Like Caravaggio, Rembrandt’s work combined highly realistic figures with dramatic lighting – his style was at times theatrical, and often psychologically penetrating. A prolific painter, Rembrandt created works in many genres – commissioned portraits, history paintings, religious scenes, and self-portraits that are among the most famous and influential in all of art history. Rembrandt was also a brilliant draftsman and etcher; indeed, his many etchings, widely distributed, were a key reason his fame travelled far from his native country. A profligate spender, Rembrandt fell into bankruptcy in 1656, and when he died 13 years later, was buried in an unmarked grave.

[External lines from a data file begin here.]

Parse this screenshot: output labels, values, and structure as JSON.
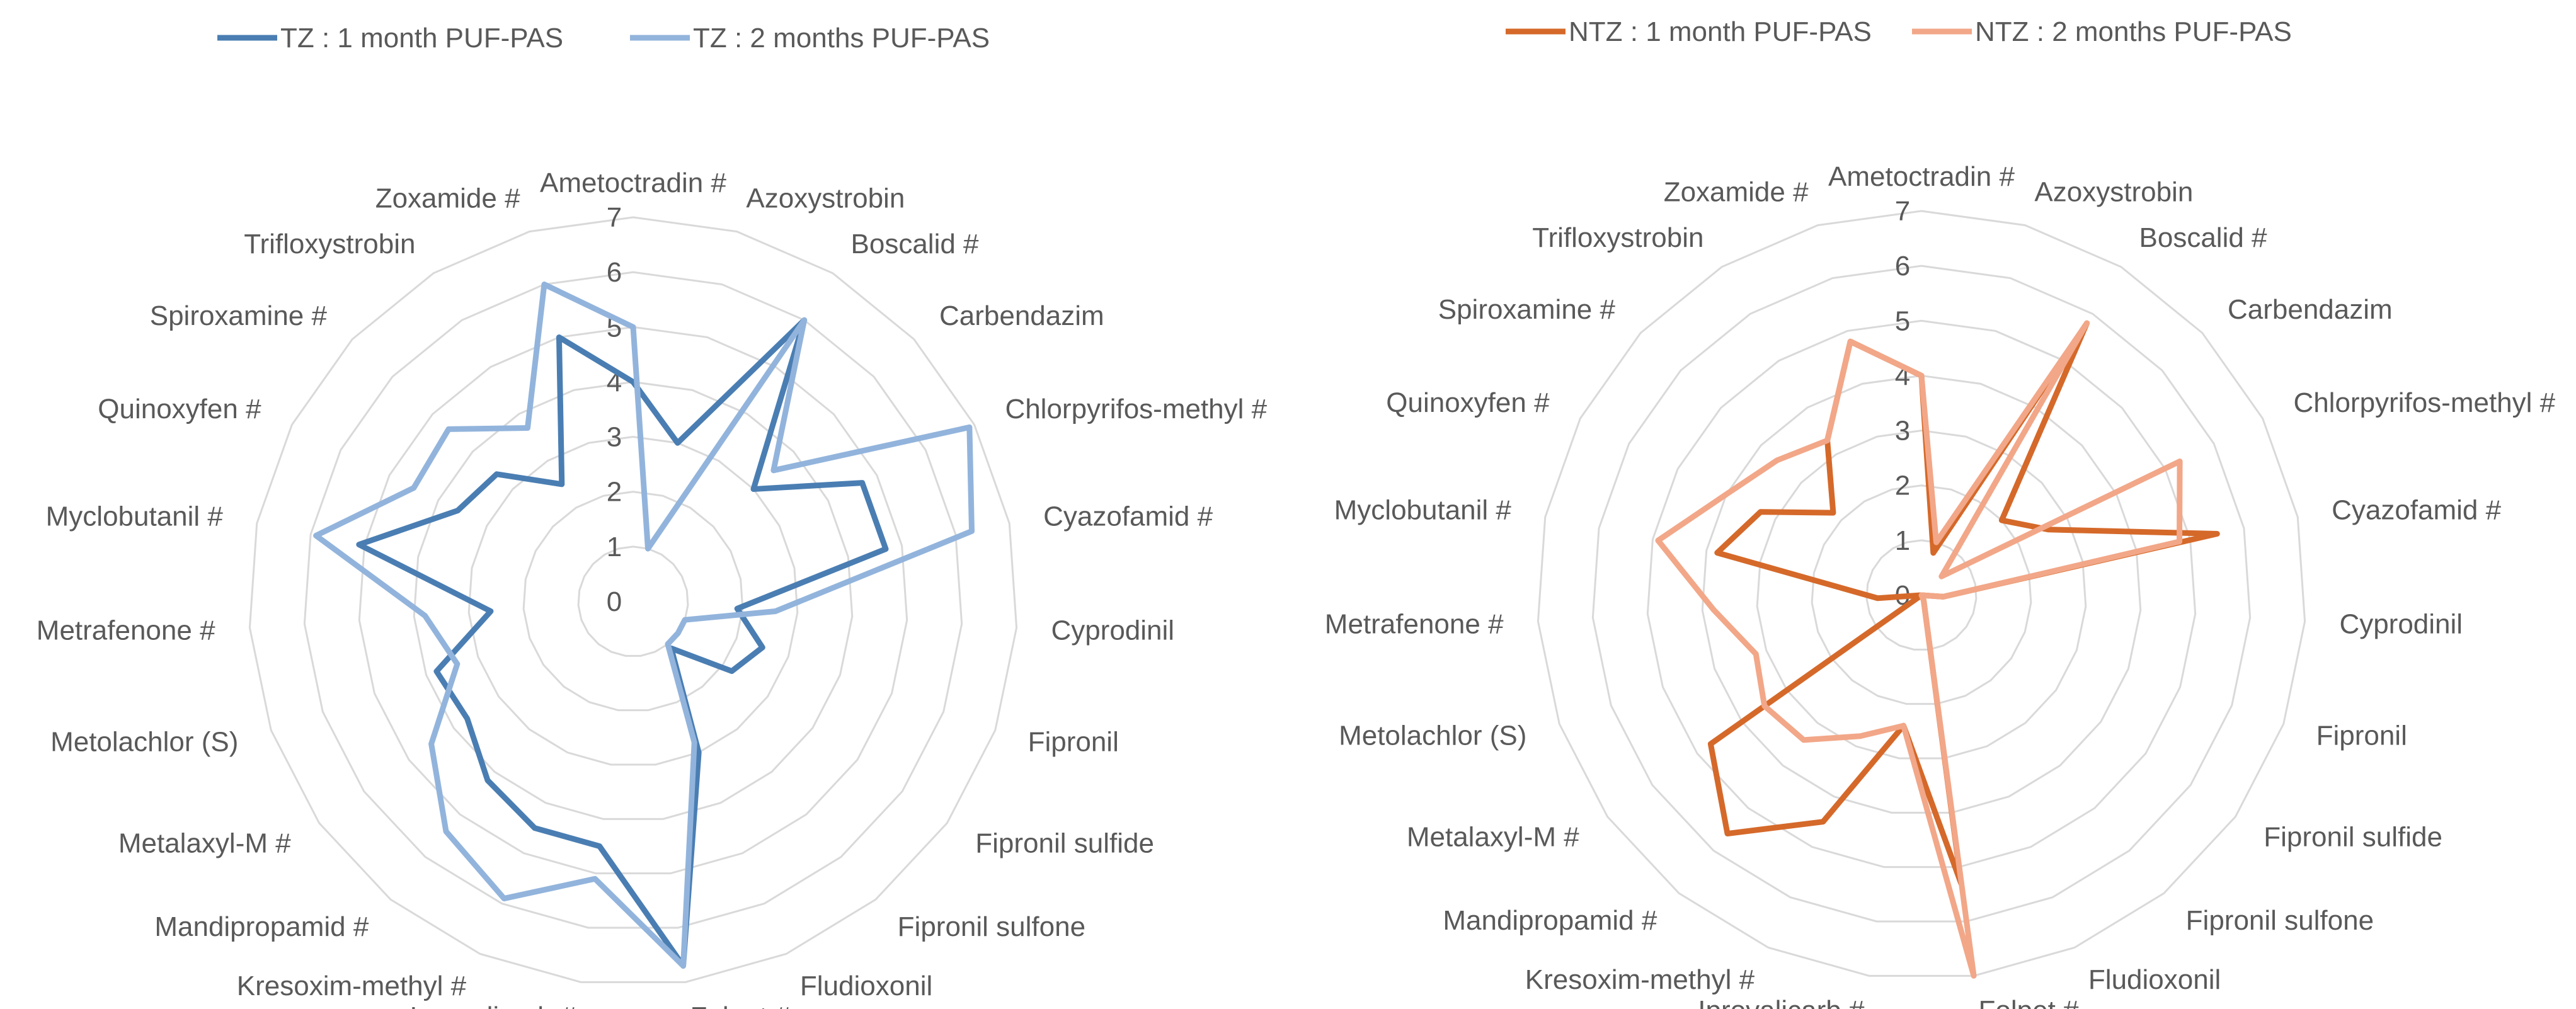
{
  "chart_data": [
    {
      "type": "radar",
      "title": "",
      "categories": [
        "Ametoctradin #",
        "Azoxystrobin",
        "Boscalid #",
        "Carbendazim",
        "Chlorpyrifos-methyl #",
        "Cyazofamid #",
        "Cyprodinil",
        "Fipronil",
        "Fipronil sulfide",
        "Fipronil sulfone",
        "Fludioxonil",
        "Folpet #",
        "Iprovalicarb #",
        "Kresoxim-methyl #",
        "Mandipropamid #",
        "Metalaxyl-M #",
        "Metolachlor (S)",
        "Metrafenone #",
        "Myclobutanil #",
        "Quinoxyfen #",
        "Spiroxamine #",
        "Trifloxystrobin",
        "Zoxamide #"
      ],
      "rlim": [
        0,
        7
      ],
      "ticks": [
        0,
        1,
        2,
        3,
        4,
        5,
        6,
        7
      ],
      "legend_position": "top",
      "series": [
        {
          "name": "TZ : 1 month PUF-PAS",
          "color": "#4a7eb3",
          "values": [
            4.0,
            3.0,
            6.0,
            3.0,
            4.7,
            4.7,
            1.9,
            2.5,
            2.2,
            1.1,
            3.0,
            6.7,
            4.5,
            4.5,
            4.2,
            3.7,
            3.8,
            2.6,
            5.1,
            3.6,
            3.4,
            2.5,
            5.0
          ]
        },
        {
          "name": "TZ : 2 months PUF-PAS",
          "color": "#92b4dc",
          "values": [
            5.0,
            1.0,
            6.0,
            3.5,
            6.9,
            6.3,
            2.6,
            1.0,
            1.0,
            1.0,
            2.8,
            6.7,
            5.1,
            5.9,
            5.4,
            4.5,
            3.4,
            3.8,
            5.9,
            4.5,
            4.6,
            3.7,
            6.0
          ]
        },
        {
          "name": "NTZ : 1 month PUF-PAS",
          "color": "#d5692a",
          "values": [
            4.0,
            0.8,
            5.8,
            2.0,
            2.6,
            5.5,
            0.4,
            0.0,
            0.0,
            0.0,
            0.1,
            5.3,
            2.4,
            4.5,
            5.6,
            4.7,
            0.0,
            0.8,
            3.8,
            3.3,
            2.2,
            3.3,
            4.8
          ]
        },
        {
          "name": "NTZ : 2 months PUF-PAS",
          "color": "#f2a788",
          "values": [
            4.0,
            1.0,
            5.8,
            0.5,
            5.3,
            4.8,
            0.4,
            0.0,
            0.0,
            0.0,
            0.1,
            7.0,
            2.4,
            2.8,
            3.4,
            3.5,
            3.2,
            3.8,
            4.9,
            4.0,
            3.6,
            3.3,
            4.8
          ]
        }
      ]
    }
  ]
}
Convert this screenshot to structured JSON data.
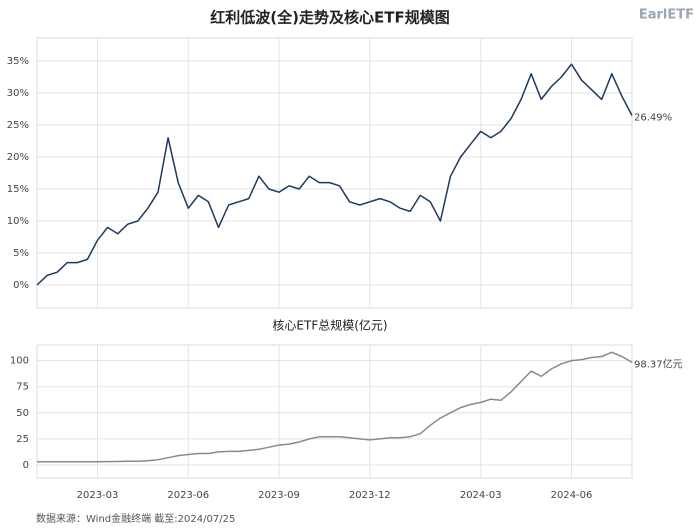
{
  "title": "红利低波(全)走势及核心ETF规模图",
  "logo": "EarlETF",
  "source": "数据来源：Wind金融终端 截至:2024/07/25",
  "chart_data": [
    {
      "type": "line",
      "series": [
        {
          "name": "红利低波(全)",
          "color": "#1f3a5f",
          "values": [
            0,
            1.5,
            2,
            3.5,
            3.5,
            4,
            7,
            9,
            8,
            9.5,
            10,
            12,
            14.5,
            23,
            16,
            12,
            14,
            13,
            9,
            12.5,
            13,
            13.5,
            17,
            15,
            14.5,
            15.5,
            15,
            17,
            16,
            16,
            15.5,
            13,
            12.5,
            13,
            13.5,
            13,
            12,
            11.5,
            14,
            13,
            10,
            17,
            20,
            22,
            24,
            23,
            24,
            26,
            29,
            33,
            29,
            31,
            32.5,
            34.5,
            32,
            30.5,
            29,
            33,
            29.5,
            26.49
          ],
          "value_labels": [
            null,
            null,
            null,
            null,
            null,
            null,
            null,
            null,
            null,
            null,
            null,
            null,
            null,
            null,
            null,
            null,
            null,
            null,
            null,
            null,
            null,
            null,
            null,
            null,
            null,
            null,
            null,
            null,
            null,
            null,
            null,
            null,
            null,
            null,
            null,
            null,
            null,
            null,
            null,
            null,
            null,
            null,
            null,
            null,
            null,
            null,
            null,
            null,
            null,
            null,
            null,
            null,
            null,
            null,
            null,
            null,
            null,
            null,
            null,
            "26.49%"
          ]
        }
      ],
      "ylim": [
        -3.6,
        38.6
      ],
      "yticks": [
        {
          "value": 0,
          "label": "0%"
        },
        {
          "value": 5,
          "label": "5%"
        },
        {
          "value": 10,
          "label": "10%"
        },
        {
          "value": 15,
          "label": "15%"
        },
        {
          "value": 20,
          "label": "20%"
        },
        {
          "value": 25,
          "label": "25%"
        },
        {
          "value": 30,
          "label": "30%"
        },
        {
          "value": 35,
          "label": "35%"
        }
      ],
      "grid": true
    },
    {
      "type": "line",
      "title": "核心ETF总规模(亿元)",
      "categories": [
        null,
        null,
        null,
        null,
        null,
        null,
        "2023-03",
        null,
        null,
        null,
        null,
        null,
        null,
        null,
        null,
        "2023-06",
        null,
        null,
        null,
        null,
        null,
        null,
        null,
        null,
        "2023-09",
        null,
        null,
        null,
        null,
        null,
        null,
        null,
        null,
        "2023-12",
        null,
        null,
        null,
        null,
        null,
        null,
        null,
        null,
        null,
        null,
        "2024-03",
        null,
        null,
        null,
        null,
        null,
        null,
        null,
        null,
        "2024-06",
        null,
        null,
        null,
        null,
        null,
        null
      ],
      "series": [
        {
          "name": "核心ETF总规模",
          "color": "#8a8a8a",
          "values": [
            3,
            3,
            3,
            3,
            3,
            3,
            3,
            3.2,
            3.3,
            3.5,
            3.5,
            4,
            5,
            7,
            9,
            10,
            11,
            11,
            12.5,
            13,
            13,
            14,
            15,
            17,
            19,
            20,
            22,
            25,
            27,
            27,
            27,
            26,
            25,
            24,
            25,
            26,
            26,
            27,
            30,
            38,
            45,
            50,
            55,
            58,
            60,
            63,
            62,
            70,
            80,
            90,
            85,
            92,
            97,
            100,
            101,
            103,
            104,
            108,
            104,
            98.37
          ],
          "value_labels": [
            null,
            null,
            null,
            null,
            null,
            null,
            null,
            null,
            null,
            null,
            null,
            null,
            null,
            null,
            null,
            null,
            null,
            null,
            null,
            null,
            null,
            null,
            null,
            null,
            null,
            null,
            null,
            null,
            null,
            null,
            null,
            null,
            null,
            null,
            null,
            null,
            null,
            null,
            null,
            null,
            null,
            null,
            null,
            null,
            null,
            null,
            null,
            null,
            null,
            null,
            null,
            null,
            null,
            null,
            null,
            null,
            null,
            null,
            null,
            "98.37亿元"
          ]
        }
      ],
      "ylim": [
        -12.5,
        115
      ],
      "yticks": [
        0,
        25,
        50,
        75,
        100
      ],
      "grid": true
    }
  ]
}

Although Rembrandt died penniless, his paintings have been highly prized for centuries and are at the center of many of the world’s greatest museum collections, including the Rijksmuseum, Amsterdam; the Musée du Louvre, Paris; and the Metropolitan Museum of Art, New York. Because they are mostly in museums, Rembrandt’s paintings rarely come to auction – just one was sold in 2017. For those lucky enough to acquire one, the market has been reliably positive. According to Sotheby’s Mei Moses, the average compound annual return for a Rembrandt at auction is 8.5%, on par with Contemporary Art over the past ten years as well as with the long-run rates on U.S. equities. 90% of works by Rembrandt bought at auction increase in value.